On 14 May 1945, a week after the war ended, Smythe was promoted war-substantive flight lieutenant in the RAFVR, receiving a regular commission as a flight lieutenant in the RAF on 9 May 1947 (seniority from 14 November 1947).

After the war, Smythe was seconded to the Colonial Office, with responsibility for the welfare of demobilised RAF personnel from Africa and the Caribbean. In 1948 he became the senior Colonial Office official on the Empire Windrush, a captured German troop ship taking former military personnel back to their homes in the Caribbean. On discovering that it would be very hard for the men to find jobs in Jamaica, Smythe consulted the Colonial Office, which agreed that the men should return to Britain. West Indians who settled in Britain from that point became known as the Windrush generation. For his services, Smythe was appointed a Member of the Order of the British Empire, Military Division (MBE) in the 1951 Birthday Honours. He ended his active service in the RAF in June 1951, transferring to the reserves.

==Later career==
After Smythe twice successfully defended men facing courts martial, despite having no legal training, a judge suggested that he take up a career in law and provided a letter of introduction. He qualified as a barrister and returned to Freetown, Sierra Leone's capital and initially worked for the government, becoming a Queens Counsel and serving as Attorney General.

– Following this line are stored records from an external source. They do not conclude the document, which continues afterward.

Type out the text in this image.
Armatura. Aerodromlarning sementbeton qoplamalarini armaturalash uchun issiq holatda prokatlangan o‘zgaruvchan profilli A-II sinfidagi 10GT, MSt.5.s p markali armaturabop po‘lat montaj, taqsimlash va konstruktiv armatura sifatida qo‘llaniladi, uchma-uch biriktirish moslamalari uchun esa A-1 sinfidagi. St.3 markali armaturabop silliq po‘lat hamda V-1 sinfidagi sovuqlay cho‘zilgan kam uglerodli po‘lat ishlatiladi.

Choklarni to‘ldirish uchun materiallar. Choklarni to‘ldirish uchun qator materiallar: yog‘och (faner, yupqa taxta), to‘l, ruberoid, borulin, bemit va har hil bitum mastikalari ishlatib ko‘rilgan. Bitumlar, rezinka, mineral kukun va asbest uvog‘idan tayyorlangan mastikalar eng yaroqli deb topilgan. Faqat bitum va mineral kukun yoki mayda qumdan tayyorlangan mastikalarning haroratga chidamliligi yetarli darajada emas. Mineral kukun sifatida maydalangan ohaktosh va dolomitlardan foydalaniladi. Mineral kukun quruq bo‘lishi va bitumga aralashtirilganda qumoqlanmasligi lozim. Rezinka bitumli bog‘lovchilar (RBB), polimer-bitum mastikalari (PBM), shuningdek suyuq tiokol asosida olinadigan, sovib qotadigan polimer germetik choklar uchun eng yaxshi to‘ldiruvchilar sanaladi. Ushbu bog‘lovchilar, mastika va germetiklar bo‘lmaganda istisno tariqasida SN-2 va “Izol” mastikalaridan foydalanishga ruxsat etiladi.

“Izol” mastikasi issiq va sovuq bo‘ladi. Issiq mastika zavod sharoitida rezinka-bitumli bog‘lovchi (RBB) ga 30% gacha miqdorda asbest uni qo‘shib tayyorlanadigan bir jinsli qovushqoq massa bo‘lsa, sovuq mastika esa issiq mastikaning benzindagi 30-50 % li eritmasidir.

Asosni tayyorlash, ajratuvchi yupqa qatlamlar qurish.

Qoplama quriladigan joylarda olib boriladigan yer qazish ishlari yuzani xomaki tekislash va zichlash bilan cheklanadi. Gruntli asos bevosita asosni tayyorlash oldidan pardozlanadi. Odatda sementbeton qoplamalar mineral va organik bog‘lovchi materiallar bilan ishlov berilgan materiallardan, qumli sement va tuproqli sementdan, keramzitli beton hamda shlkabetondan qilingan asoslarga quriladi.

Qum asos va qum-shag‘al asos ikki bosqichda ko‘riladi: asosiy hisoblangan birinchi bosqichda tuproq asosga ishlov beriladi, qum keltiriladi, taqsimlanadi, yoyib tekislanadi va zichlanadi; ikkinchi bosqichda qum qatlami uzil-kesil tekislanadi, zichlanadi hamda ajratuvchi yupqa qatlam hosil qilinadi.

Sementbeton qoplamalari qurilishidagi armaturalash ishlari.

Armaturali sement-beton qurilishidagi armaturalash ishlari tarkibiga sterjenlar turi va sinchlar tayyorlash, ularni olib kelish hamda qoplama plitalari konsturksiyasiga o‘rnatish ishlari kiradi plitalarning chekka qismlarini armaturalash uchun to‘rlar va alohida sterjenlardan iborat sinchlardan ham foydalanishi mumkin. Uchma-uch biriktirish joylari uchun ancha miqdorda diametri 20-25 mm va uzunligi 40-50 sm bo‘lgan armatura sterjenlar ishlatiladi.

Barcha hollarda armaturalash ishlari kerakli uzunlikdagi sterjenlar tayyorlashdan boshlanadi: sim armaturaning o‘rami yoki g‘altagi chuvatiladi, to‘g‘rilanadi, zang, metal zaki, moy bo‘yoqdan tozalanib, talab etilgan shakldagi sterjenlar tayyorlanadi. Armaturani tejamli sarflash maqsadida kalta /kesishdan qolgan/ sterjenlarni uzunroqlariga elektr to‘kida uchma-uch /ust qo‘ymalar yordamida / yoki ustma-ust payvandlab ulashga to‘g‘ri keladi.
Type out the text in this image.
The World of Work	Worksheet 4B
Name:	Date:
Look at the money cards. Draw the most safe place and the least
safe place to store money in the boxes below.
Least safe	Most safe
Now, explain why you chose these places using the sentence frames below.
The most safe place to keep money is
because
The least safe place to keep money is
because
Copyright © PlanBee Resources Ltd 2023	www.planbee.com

On an official visit to the United States, Smythe was invited to the White House by President John F. Kennedy. Both Smythe and Kennedy had back pain because of injuries sustained during the Second World War, and Kennedy recommended that Smythe consult his own chiropractor.

At a social occasion in Freetown, Smythe was talking to the German Ambassador. In the course of conversation, the ambassador revealed that he had been a fighter pilot who shot down his first British bomber on the date and in the place where Smythe had been shot down.

==Legacy==
Smythe's achievements and contributions have been widely recognized in different world war records. In 2022, there was a docudrama made in honour of him in a film entitled Flying For Britain in partnership with the Royal Air Force Museum and National Heritage Fund. Actor Ricardo P. Lloyd portrays him in the film and his son Eddy Smythe provides the narration.

In 2024, Helena Bonham Carter's BBC Radio 4 documentary podcast History's Secret Heroes dedicated a full episode to Smythe's efforts during the Second World War.